Bill Hill (who has no Facebook account), after reading this post, asks a sensible question. I’ll paraphrase his question. (Mr. Hill: If I paraphrase mistakenly, do let me know ASAP.)
You [Boudreaux] say that minimum-wage legislation blocks the creation or discovery of economic opportunities that might well, had there been no such legislation, employed many low-skilled workers. That claim might be true. But even so, why would not empirical studies of changes in the minimum wage, and of differences in minimum-wages across political jurisdictions, fail to pick up these disemployment effects?
The answer is that such legislation likely blocks the creation or discovery of kinds of enterprises that differ greatly from existing enterprises in their mixes of labor and capital. In particular, it’s plausible (although not certain) that, absent minimum-wage legislation or any significant threat of such legislation being enacted, entrepreneurs would experiment with enterprises using lots of low-skilled labor relative to other inputs. For example, (and I here just speculate, because I’m no entrepreneur), a firm might arise that uses legions of low-skilled workers to deliver advertising fliers door to door, or uses legions of low-skilled workers to canvas neighborhoods offering to do light gardening work.

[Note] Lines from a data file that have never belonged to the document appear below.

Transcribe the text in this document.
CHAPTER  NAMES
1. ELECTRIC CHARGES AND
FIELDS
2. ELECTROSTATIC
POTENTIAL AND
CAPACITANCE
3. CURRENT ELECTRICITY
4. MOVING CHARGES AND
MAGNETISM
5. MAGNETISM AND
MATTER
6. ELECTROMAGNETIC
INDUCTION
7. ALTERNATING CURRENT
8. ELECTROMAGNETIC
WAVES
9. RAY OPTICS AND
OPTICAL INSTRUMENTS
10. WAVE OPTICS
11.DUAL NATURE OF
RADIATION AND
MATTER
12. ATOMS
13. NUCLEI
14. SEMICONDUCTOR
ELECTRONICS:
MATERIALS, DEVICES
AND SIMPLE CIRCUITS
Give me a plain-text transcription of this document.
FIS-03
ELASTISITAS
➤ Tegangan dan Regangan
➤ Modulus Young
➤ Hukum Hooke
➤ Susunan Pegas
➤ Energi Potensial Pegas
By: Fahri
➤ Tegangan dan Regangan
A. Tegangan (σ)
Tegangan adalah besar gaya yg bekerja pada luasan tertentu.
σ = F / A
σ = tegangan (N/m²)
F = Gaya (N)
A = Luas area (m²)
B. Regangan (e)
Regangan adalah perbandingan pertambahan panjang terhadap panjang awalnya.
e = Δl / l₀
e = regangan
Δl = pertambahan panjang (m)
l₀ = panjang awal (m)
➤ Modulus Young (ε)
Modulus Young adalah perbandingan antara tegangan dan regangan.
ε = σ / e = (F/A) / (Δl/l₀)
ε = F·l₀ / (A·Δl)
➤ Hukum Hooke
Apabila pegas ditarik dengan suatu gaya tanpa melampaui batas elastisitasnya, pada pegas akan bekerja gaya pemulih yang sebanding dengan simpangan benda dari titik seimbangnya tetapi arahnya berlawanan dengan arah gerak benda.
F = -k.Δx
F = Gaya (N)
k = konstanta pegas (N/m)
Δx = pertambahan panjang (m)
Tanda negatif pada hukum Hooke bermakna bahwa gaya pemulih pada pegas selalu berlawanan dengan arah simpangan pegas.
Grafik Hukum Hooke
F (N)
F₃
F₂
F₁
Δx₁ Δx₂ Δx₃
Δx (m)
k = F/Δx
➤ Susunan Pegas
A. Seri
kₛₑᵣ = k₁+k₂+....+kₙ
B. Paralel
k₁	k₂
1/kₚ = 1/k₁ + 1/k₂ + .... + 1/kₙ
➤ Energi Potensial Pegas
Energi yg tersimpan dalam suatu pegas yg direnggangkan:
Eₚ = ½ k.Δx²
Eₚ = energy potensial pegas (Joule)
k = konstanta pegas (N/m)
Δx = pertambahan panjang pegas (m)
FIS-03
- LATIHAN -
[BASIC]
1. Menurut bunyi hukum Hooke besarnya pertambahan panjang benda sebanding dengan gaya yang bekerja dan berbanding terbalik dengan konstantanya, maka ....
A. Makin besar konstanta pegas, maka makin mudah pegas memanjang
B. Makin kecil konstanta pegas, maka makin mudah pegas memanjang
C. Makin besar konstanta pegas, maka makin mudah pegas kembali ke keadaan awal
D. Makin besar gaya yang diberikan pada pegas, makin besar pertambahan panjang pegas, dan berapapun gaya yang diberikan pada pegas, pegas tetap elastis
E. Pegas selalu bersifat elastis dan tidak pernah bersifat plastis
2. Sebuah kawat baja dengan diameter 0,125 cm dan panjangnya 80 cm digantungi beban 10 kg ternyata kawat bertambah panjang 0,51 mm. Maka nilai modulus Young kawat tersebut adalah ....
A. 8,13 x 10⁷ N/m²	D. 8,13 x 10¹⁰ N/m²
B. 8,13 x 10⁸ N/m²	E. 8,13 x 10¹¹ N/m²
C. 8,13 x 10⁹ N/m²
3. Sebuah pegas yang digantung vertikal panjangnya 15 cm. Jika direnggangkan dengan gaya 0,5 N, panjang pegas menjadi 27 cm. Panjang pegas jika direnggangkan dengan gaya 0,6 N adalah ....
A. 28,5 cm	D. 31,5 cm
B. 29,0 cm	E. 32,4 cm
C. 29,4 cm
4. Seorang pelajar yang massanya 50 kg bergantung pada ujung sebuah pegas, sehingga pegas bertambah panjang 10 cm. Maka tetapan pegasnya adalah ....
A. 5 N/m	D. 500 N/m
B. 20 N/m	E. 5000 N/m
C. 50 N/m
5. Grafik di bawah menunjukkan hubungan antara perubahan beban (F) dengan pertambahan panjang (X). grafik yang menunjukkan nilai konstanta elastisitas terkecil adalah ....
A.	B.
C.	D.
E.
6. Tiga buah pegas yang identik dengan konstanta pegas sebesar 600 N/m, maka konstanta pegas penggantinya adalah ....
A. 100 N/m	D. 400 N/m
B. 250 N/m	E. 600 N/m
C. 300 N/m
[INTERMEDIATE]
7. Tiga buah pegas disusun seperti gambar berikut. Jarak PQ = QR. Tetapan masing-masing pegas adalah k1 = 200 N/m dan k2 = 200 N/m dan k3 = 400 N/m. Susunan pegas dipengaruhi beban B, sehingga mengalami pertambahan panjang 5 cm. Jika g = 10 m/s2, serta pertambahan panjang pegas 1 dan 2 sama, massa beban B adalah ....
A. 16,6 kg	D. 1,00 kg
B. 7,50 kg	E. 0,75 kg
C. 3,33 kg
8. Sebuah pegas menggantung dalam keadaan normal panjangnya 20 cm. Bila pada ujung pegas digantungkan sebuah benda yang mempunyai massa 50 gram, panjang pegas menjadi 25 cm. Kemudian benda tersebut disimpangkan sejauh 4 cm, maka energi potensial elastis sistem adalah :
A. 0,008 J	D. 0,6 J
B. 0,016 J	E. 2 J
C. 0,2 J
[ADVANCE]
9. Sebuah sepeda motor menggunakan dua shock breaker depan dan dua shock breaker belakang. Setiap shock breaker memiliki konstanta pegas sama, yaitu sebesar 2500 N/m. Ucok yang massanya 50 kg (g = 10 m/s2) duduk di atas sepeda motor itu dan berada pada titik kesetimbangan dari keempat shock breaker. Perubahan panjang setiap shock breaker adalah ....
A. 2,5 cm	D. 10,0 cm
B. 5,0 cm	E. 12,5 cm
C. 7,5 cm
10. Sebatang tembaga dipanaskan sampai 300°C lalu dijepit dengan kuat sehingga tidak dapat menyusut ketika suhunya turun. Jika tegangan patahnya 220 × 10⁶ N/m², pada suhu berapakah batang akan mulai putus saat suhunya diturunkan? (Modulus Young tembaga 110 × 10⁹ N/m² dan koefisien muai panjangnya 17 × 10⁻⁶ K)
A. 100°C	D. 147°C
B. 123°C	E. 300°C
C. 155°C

But because we are burdened by minimum-wage legislation, and have been burdened by it for so long now without any reasonable prospect of its repeal, no one bothers even to think along the lines of creating such enterprises. The enterprises that are created are ones that are reasonably well-equipped to deal with minimum-wage legislation – which is one reason why the (relatively) small changes and differences in such legislation do not register larger disemployment effects in the empirical studies (and why such effects are sometimes impossible even to detect).